A local shop owner, who watched the scene from behind a cash register like an anthropologist witnessing a minor extinction event, said it was “nice” and “confusing.”

“Young people used to just meet and ruin each other privately,” he sighed. “Now they do committees.”

By 5:10 a.m., the group had splintered into factions:

  1. The Reparative Wing: wanted to talk it out.
  2. The Accelerationists: wanted to go to a warehouse party and let fate do its penetrating work.
  3. The Kantian Purists: claimed the entire endeavor was immoral because it treated other people as a means rather than an end—then immediately tried to text three different ends.

Scientific Community Warns: “Organized Pleasure Risks Becoming Administrative”

A self-identified “relationship facilitator” in the group produced a printed checklist titled Post-Rejection Integration. A second person accused the checklist of "colonizing spontaneity" and requested a three-minute break to “feel their nervous system.”

At press time, the collective confirmed it will “return with darker intentions,” meaning a more acceptable shade of clothing, fewer adjectives, and—this is where Berlin really relaxes—less discussion of their mission statement.

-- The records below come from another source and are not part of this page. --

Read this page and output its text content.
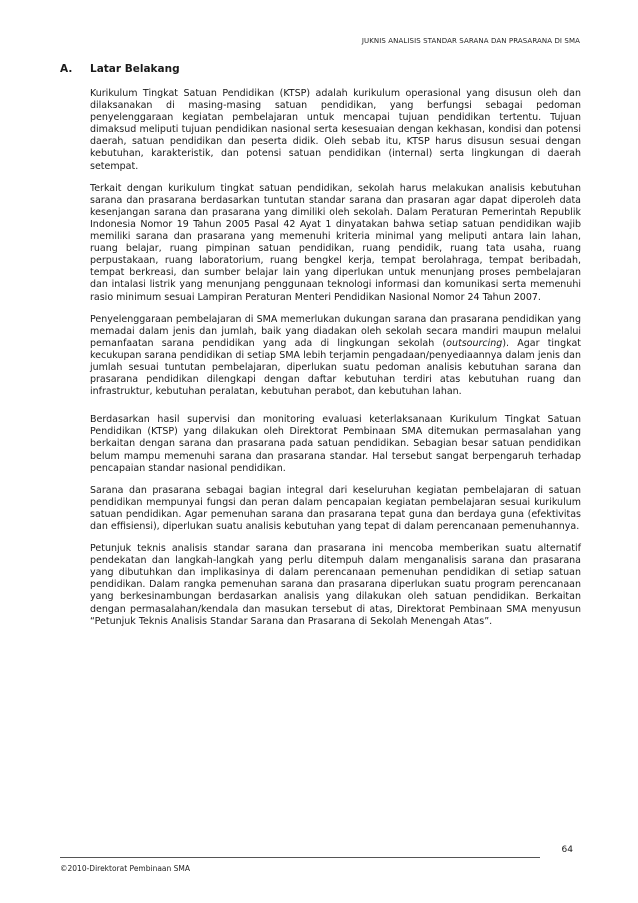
JUKNIS ANALISIS STANDAR SARANA DAN PRASARANA DI SMA
A. Latar Belakang

Kurikulum Tingkat Satuan Pendidikan (KTSP) adalah kurikulum operasional yang disusun oleh dan dilaksanakan di masing-masing satuan pendidikan, yang berfungsi sebagai pedoman penyelenggaraan kegiatan pembelajaran untuk mencapai tujuan pendidikan tertentu. Tujuan dimaksud meliputi tujuan pendidikan nasional serta kesesuaian dengan kekhasan, kondisi dan potensi daerah, satuan pendidikan dan peserta didik. Oleh sebab itu, KTSP harus disusun sesuai dengan kebutuhan, karakteristik, dan potensi satuan pendidikan (internal) serta lingkungan di daerah setempat.

Terkait dengan kurikulum tingkat satuan pendidikan, sekolah harus melakukan analisis kebutuhan sarana dan prasarana berdasarkan tuntutan standar sarana dan prasaran agar dapat diperoleh data kesenjangan sarana dan prasarana yang dimiliki oleh sekolah. Dalam Peraturan Pemerintah Republik Indonesia Nomor 19 Tahun 2005 Pasal 42 Ayat 1 dinyatakan bahwa setiap satuan pendidikan wajib memiliki sarana dan prasarana yang memenuhi kriteria minimal yang meliputi antara lain lahan, ruang belajar, ruang pimpinan satuan pendidikan, ruang pendidik, ruang tata usaha, ruang perpustakaan, ruang laboratorium, ruang bengkel kerja, tempat berolahraga, tempat beribadah, tempat berkreasi, dan sumber belajar lain yang diperlukan untuk menunjang proses pembelajaran dan intalasi listrik yang menunjang penggunaan teknologi informasi dan komunikasi serta memenuhi rasio minimum sesuai Lampiran Peraturan Menteri Pendidikan Nasional Nomor 24 Tahun 2007.

Penyelenggaraan pembelajaran di SMA memerlukan dukungan sarana dan prasarana pendidikan yang memadai dalam jenis dan jumlah, baik yang diadakan oleh sekolah secara mandiri maupun melalui pemanfaatan sarana pendidikan yang ada di lingkungan sekolah (outsourcing). Agar tingkat kecukupan sarana pendidikan di setiap SMA lebih terjamin pengadaan/penyediaannya dalam jenis dan jumlah sesuai tuntutan pembelajaran, diperlukan suatu pedoman analisis kebutuhan sarana dan prasarana pendidikan dilengkapi dengan daftar kebutuhan terdiri atas kebutuhan ruang dan infrastruktur, kebutuhan peralatan, kebutuhan perabot, dan kebutuhan lahan.

Berdasarkan hasil supervisi dan monitoring evaluasi keterlaksanaan Kurikulum Tingkat Satuan Pendidikan (KTSP) yang dilakukan oleh Direktorat Pembinaan SMA ditemukan permasalahan yang berkaitan dengan sarana dan prasarana pada satuan pendidikan. Sebagian besar satuan pendidikan belum mampu memenuhi sarana dan prasarana standar. Hal tersebut sangat berpengaruh terhadap pencapaian standar nasional pendidikan.

Sarana dan prasarana sebagai bagian integral dari keseluruhan kegiatan pembelajaran di satuan pendidikan mempunyai fungsi dan peran dalam pencapaian kegiatan pembelajaran sesuai kurikulum satuan pendidikan. Agar pemenuhan sarana dan prasarana tepat guna dan berdaya guna (efektivitas dan effisiensi), diperlukan suatu analisis kebutuhan yang tepat di dalam perencanaan pemenuhannya.

Petunjuk teknis analisis standar sarana dan prasarana ini mencoba memberikan suatu alternatif pendekatan dan langkah-langkah yang perlu ditempuh dalam menganalisis sarana dan prasarana yang dibutuhkan dan implikasinya di dalam perencanaan pemenuhan pendidikan di setiap satuan pendidikan. Dalam rangka pemenuhan sarana dan prasarana diperlukan suatu program perencanaan yang berkesinambungan berdasarkan analisis yang dilakukan oleh satuan pendidikan. Berkaitan dengan permasalahan/kendala dan masukan tersebut di atas, Direktorat Pembinaan SMA menyusun “Petunjuk Teknis Analisis Standar Sarana dan Prasarana di Sekolah Menengah Atas”.

64
©2010-Direktorat Pembinaan SMA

One member described the rebrand as “going full Adorno: no optimism, just structure and negative pleasure.”

Which is also, incidentally, how most Wedding residents describe Monday.

What This Means For You (Unfortunately)

Local experts predict an immediate spike in:

  • Unread group chat messages
  • Defensive irony
  • Overnight bag purchases
  • People whispering the word “somatic” like it’s a backstage pass

As dawn smeared itself across the neighborhood like spilled club stamp ink, a final quote emerged from the dispersing crowd. A Berlin veteran—dead-eyed, in all black, existing as if Thomas Bernhard had raised them—looked at the pastel pileup and said:

“Just go home. You’re making pleasure look like paperwork.”